Public participation in political parties in Europe and the US has fallen in recent decades emboldening partisans.

Ian Shapiro, a Yale academic, has said, “Donald Trump was selected as the Republican presidential candidate in 2016 by less than 5% of the US electorate.

The Tea Party’s takeover of the Republican Party after 2009 was driven by candidates who won very low-turnout primaries. We’re talking 12% to 15% turnout. This is true of the Democrats, too. In 2018, Alexandria Ocasio-Cortez, a leading voice of the party’s left-wing, won her primary against the incumbent Joe Crowley, a moderate Democrat, with an 11% turnout in New York’s 14th congressional district...If a seat is safe for the party, this means that the only election that matters is the primary. That’s what produces polarization: The primary voters are pulling candidates toward the fringes. If you ignore your party’s fringe, then you’ll get knocked off in the primary.”
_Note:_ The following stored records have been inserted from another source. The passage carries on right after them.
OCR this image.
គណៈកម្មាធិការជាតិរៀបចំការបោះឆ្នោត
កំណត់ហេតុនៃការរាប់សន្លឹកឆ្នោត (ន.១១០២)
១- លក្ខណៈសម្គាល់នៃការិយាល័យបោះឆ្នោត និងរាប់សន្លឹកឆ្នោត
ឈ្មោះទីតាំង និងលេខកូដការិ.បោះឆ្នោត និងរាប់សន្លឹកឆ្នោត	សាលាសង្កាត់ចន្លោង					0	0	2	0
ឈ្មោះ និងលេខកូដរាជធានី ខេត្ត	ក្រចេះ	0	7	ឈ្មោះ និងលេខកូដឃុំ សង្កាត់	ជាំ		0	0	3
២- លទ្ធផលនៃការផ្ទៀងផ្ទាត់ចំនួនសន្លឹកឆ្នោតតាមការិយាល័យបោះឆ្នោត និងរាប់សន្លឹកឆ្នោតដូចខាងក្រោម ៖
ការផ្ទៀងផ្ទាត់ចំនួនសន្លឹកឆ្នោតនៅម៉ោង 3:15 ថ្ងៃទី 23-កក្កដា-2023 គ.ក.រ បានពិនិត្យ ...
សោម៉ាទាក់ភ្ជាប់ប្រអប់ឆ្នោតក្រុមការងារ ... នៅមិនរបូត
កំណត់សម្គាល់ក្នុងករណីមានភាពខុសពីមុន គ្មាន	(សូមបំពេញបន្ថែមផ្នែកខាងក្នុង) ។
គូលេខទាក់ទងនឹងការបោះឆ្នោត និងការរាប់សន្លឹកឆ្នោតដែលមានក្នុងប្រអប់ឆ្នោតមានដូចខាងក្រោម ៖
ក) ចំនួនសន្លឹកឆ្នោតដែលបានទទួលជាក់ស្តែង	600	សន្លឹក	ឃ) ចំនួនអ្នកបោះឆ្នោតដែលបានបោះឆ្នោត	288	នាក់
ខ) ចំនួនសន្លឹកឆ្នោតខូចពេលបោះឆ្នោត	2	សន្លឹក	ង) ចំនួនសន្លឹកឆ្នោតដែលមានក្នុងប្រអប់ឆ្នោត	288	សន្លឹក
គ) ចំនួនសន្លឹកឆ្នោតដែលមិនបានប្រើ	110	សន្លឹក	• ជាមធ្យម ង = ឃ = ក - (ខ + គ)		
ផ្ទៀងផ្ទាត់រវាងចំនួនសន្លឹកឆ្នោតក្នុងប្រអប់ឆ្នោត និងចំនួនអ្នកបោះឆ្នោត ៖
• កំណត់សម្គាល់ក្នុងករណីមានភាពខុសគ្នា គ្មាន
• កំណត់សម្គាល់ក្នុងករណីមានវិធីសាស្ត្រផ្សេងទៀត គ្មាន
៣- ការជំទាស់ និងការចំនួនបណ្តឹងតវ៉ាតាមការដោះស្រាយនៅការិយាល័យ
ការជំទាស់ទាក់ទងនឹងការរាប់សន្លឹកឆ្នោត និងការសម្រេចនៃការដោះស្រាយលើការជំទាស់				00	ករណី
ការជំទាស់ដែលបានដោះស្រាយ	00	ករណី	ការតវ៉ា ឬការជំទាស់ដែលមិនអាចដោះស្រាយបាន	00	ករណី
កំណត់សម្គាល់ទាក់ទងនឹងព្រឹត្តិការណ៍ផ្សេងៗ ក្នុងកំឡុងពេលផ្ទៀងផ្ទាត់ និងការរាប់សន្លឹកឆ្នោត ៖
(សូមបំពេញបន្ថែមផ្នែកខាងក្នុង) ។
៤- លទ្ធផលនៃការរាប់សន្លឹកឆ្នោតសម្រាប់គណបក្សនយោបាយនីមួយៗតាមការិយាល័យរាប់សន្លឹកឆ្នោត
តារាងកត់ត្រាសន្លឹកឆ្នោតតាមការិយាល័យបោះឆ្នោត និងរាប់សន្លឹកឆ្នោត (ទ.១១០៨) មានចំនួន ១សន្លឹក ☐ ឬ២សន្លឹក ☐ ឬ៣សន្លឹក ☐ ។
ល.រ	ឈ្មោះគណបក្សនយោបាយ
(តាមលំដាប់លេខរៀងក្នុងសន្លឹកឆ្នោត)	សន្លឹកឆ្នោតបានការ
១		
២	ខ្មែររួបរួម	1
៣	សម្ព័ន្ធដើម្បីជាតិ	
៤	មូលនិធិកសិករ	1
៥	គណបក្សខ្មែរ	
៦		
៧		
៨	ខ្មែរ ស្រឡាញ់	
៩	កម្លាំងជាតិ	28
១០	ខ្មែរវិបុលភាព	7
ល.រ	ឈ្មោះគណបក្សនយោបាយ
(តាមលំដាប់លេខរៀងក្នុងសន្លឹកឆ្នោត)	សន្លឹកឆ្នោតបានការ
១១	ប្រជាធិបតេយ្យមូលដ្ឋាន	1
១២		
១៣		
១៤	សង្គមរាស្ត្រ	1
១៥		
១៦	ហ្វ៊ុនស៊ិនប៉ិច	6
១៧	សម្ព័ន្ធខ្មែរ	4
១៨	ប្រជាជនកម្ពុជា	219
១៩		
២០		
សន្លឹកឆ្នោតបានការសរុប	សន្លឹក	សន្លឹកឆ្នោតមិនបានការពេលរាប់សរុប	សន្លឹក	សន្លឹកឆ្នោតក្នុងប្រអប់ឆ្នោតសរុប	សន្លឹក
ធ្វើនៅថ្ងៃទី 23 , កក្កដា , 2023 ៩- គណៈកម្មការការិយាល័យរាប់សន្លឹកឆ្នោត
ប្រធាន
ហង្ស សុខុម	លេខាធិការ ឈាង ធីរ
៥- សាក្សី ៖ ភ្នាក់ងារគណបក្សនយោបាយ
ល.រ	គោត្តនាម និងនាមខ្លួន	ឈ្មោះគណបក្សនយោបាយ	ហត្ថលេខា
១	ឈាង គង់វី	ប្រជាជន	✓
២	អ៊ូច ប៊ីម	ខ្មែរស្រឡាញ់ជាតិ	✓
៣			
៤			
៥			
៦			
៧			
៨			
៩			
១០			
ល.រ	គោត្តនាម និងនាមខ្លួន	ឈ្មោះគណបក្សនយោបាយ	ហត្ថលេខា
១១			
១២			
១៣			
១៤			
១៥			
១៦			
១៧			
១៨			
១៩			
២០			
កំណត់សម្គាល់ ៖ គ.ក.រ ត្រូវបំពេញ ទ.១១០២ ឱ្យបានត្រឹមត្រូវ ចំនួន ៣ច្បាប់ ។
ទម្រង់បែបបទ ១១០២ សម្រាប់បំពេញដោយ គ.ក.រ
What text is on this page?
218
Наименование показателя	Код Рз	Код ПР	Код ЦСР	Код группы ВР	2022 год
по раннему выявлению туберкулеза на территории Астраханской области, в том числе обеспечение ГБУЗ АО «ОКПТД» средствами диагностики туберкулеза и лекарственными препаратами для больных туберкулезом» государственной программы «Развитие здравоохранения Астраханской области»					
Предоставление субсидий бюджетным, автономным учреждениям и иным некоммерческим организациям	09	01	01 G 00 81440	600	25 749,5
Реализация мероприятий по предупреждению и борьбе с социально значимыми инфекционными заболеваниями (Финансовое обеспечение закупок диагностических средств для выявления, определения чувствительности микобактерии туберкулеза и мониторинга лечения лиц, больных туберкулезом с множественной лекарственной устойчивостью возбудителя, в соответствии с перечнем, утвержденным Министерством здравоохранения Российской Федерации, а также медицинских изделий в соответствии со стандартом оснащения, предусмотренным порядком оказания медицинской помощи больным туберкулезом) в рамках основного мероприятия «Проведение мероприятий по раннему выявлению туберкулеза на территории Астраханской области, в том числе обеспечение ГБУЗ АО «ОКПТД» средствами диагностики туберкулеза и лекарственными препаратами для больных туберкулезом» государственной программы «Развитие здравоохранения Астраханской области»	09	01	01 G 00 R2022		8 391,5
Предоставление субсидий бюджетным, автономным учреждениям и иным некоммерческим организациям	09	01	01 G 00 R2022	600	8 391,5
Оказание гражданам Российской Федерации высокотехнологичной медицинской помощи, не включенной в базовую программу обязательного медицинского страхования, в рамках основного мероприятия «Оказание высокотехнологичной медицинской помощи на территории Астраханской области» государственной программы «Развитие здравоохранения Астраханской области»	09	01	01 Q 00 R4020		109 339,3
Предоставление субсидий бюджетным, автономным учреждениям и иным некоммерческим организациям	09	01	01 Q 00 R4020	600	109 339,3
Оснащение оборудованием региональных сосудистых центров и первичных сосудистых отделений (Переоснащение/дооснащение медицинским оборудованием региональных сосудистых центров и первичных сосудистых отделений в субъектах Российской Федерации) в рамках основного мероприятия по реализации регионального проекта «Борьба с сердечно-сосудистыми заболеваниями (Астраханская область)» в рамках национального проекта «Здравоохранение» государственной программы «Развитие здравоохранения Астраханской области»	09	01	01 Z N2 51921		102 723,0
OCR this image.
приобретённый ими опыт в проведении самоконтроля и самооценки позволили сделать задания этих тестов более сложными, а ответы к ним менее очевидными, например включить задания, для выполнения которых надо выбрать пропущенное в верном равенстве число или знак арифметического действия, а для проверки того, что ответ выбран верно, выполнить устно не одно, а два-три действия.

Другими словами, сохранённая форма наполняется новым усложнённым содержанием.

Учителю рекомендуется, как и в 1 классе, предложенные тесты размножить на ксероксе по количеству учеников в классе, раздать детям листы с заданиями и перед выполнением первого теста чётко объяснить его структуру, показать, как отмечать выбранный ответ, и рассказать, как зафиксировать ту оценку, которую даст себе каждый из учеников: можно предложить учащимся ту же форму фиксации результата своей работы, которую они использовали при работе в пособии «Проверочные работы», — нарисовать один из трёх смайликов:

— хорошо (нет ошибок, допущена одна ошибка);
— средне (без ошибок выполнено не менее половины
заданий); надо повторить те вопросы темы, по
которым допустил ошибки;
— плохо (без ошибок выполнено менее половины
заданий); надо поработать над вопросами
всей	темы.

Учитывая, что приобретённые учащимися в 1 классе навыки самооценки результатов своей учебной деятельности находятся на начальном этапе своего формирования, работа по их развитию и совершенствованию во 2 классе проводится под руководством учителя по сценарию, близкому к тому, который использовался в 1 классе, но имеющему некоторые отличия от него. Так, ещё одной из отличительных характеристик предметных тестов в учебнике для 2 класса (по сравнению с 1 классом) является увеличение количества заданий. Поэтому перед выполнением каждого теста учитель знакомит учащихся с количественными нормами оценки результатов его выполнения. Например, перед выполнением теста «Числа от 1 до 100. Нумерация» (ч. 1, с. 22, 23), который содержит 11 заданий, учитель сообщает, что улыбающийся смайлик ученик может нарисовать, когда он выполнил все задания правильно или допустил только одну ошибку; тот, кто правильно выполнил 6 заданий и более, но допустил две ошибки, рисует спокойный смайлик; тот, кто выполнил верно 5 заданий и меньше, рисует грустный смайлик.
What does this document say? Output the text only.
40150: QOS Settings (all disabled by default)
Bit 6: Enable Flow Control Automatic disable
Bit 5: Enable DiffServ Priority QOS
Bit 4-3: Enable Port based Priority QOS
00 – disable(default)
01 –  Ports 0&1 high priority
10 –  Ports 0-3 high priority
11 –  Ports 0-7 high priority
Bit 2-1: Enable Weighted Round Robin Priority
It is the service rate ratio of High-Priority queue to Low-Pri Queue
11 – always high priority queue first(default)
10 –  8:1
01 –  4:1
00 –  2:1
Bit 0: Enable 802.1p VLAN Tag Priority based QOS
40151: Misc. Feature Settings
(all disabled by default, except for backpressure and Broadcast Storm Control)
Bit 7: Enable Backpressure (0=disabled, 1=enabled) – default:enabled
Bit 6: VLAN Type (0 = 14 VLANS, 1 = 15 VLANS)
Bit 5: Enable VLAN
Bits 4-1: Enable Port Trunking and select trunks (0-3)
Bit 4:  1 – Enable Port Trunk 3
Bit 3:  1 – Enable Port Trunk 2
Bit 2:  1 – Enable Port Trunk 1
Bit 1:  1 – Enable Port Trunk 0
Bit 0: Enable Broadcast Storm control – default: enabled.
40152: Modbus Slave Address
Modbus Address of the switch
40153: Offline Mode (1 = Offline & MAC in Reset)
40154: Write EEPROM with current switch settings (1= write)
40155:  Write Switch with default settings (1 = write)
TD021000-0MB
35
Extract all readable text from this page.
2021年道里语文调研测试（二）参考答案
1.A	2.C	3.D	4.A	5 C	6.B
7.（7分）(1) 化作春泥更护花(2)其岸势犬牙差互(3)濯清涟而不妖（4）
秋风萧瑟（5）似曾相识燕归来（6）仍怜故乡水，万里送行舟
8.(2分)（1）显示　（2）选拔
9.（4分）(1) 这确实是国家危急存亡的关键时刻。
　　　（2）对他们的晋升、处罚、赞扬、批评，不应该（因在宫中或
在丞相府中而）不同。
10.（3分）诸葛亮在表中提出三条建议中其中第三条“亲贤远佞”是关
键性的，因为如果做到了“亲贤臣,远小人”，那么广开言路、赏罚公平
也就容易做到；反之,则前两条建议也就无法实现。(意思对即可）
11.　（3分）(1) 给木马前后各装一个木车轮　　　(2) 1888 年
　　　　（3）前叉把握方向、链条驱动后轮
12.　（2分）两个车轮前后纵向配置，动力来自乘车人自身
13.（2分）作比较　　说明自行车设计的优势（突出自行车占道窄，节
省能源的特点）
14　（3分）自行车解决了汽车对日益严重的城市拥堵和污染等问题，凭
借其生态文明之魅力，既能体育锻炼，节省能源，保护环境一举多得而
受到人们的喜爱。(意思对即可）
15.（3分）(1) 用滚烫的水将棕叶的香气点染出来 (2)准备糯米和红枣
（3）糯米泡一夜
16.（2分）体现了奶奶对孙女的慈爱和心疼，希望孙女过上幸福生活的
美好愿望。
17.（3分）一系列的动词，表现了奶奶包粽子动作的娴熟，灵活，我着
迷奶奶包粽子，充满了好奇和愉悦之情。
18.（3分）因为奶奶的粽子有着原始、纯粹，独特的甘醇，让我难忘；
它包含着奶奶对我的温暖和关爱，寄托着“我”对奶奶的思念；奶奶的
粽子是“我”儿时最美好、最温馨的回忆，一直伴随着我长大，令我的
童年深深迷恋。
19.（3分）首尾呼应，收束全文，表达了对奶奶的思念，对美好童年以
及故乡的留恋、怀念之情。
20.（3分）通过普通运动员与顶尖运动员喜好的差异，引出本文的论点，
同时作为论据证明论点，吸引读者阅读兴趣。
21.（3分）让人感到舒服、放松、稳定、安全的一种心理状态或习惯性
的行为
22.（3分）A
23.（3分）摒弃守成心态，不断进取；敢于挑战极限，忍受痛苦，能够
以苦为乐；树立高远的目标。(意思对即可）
During the presidential campaign some Hispanics told pollsters that they did not want to be called “people of color.” A middle-class person with a similar education background to a neighbour could feel resentment because the neighbour has a better job. However, those sitting higher on the pyramid may have greater angst because inequality has made the super-rich very hard to compete with.

In 2012 a former director of Goldman Sachs, the top US investment bank, was found guilty in the biggest insider trading case in US history. Indian-born Rajat Gupta had been head of McKinsey, the management consultants, and was worth about $100m when he left the firm. However, it’s believed that he suffered from billionaire envy and was sentenced to 2 years in prison.

Trump lied that he was a billionaire and Wilbur Ross, his commerce secretary, lied about his assets for years, fooling Forbes magazine and virtually everyone else into thinking he was a billionaire. He revealed himself to be a millionaire in federal disclosure forms.

Finfacts: Cognitive dissonance and the flawed American democracy

Finfacts: 44% of US workers in low-paid jobs with median hourly pay of $10

Recent research on the French Revolution (from the 1780s) into the roots of modernisation suggests that while angry peasants took to the streets, it was “enlightened elites” who drove the reforms that upended French society in the late 18th century.

The researchers single out scientists and other “knowledge elites” as crucial players in the institutional changes that led to the modernisation of France’s feudal order.